We found out on that day that our skin colour and our beliefs don’t matter. Muslims or non-Muslims, Malays, Indians, Chinese, Ibans, Kadazans, half-Eurasian half-Malay, quarter-Javanese, quarter-Portuguese, we were all one colour — yellow.
Our fight was for justice, and justice is a universal value that is upheld in every religion and belief. They say that if the polls were rigged, the opposition wouldn’t have won five states. If the polls weren’t rigged, how did BN with only 50.27 per cent of the votes get 63.1 per cent of the parliamentary seats? Why does Putrajaya have 5,000 voters yet Klang has 100,000 voters?

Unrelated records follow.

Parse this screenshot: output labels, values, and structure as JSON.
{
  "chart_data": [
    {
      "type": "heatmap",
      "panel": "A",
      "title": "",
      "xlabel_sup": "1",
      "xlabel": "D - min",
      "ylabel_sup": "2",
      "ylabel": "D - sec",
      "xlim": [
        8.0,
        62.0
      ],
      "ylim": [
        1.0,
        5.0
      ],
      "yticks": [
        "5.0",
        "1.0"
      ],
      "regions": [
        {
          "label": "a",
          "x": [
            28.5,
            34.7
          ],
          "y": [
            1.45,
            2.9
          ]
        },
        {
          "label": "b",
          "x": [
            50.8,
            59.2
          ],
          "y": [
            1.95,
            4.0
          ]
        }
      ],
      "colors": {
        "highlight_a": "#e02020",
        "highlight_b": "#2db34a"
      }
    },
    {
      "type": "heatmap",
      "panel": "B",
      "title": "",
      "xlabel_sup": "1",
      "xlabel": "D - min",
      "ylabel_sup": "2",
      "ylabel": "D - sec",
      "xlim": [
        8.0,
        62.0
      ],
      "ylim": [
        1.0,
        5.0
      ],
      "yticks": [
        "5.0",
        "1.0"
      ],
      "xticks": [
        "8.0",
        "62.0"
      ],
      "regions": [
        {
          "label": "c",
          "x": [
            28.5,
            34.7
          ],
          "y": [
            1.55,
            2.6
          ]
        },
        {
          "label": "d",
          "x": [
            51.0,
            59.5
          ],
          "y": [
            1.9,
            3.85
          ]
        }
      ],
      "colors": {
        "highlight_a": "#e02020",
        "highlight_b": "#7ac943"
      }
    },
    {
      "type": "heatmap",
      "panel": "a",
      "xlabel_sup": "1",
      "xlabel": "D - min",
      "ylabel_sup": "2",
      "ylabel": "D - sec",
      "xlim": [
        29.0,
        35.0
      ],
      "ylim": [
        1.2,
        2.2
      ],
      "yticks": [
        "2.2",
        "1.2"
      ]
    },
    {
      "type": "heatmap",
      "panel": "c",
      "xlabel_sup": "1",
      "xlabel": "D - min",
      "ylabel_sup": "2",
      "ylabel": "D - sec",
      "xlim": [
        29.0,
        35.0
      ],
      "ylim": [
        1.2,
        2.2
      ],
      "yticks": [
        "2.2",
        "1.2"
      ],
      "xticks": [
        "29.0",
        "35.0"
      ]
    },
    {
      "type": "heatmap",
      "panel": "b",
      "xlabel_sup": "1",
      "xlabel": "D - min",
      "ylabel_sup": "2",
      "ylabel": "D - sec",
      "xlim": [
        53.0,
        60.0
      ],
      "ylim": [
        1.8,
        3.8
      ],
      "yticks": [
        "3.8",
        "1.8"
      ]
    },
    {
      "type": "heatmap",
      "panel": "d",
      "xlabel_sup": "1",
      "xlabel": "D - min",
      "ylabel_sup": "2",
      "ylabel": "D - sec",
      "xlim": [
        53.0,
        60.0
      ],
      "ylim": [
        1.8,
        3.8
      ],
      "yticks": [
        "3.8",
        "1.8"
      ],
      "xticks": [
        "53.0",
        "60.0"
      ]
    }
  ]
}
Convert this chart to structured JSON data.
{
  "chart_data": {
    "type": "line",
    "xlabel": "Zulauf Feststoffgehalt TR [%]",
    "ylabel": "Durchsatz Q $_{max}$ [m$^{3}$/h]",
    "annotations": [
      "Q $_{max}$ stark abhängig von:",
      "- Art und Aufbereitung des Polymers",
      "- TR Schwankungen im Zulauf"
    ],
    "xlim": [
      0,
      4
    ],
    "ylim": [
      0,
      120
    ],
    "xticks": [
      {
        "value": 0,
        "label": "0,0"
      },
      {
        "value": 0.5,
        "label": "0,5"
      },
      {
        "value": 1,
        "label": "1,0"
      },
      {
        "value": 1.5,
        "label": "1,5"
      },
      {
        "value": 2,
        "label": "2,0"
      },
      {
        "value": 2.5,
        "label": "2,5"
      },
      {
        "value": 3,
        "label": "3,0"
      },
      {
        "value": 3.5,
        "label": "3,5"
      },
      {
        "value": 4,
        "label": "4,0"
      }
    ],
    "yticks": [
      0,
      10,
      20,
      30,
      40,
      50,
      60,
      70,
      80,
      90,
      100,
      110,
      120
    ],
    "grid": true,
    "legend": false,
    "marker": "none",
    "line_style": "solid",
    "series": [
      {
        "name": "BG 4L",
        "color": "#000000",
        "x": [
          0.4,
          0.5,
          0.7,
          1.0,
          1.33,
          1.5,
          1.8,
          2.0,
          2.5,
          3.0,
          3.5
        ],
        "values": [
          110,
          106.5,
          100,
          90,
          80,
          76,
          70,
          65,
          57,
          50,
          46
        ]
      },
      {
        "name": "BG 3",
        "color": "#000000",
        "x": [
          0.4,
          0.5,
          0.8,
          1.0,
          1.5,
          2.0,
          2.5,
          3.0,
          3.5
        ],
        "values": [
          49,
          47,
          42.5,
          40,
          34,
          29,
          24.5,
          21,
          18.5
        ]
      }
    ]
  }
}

Then you’re going to say that we were hijacked by the opposition. Let me tell you this, we invited everyone, BN and PR, to join us, the rakyat. We are your masters, not the other way around. The only one who got “hijacked” during the gathering were PR leaders because they succumbed to our demand for free and fair elections. And let me give this warning to PR leaders, in any case during the future should you be in power and you rig the elections, we would not hesitate to go back to the streets to demand what is just, because we are your boss.
We were 250,000 on the day itself. For what reason would 0.7 per cent of the country’s population spend their weekend under the hot sun, be forced to buy RM2 non-chilled canned water (shout to the traders: really? RM2?), get tear gassed, beaten up by the police, risk massive stampedes and later accused of being disloyal to the country? Why was that huge number of people willing to do that despite all the odds and pressure? Even free food won’t persuade that many people.
Let’s not be distracted by the few rowdy supporters, real or covert. Those were just red herrings to try and distract us from our demand. We, normal Malaysians, are proud to show our love for this blessed country, and we want this country, our country, to succeed. We condemn the violence from both sides, and you guys can bear witness that we were all peaceful on that day, regardless of what the mainstream media says.
On that day, I was proud to be a Malaysian and I hope you were too. Thank you people for walking with me and let’s make Malaysia our proud home.
* This is the personal opinion of the writer and does not necessarily represent the views of The Malaysian Insider.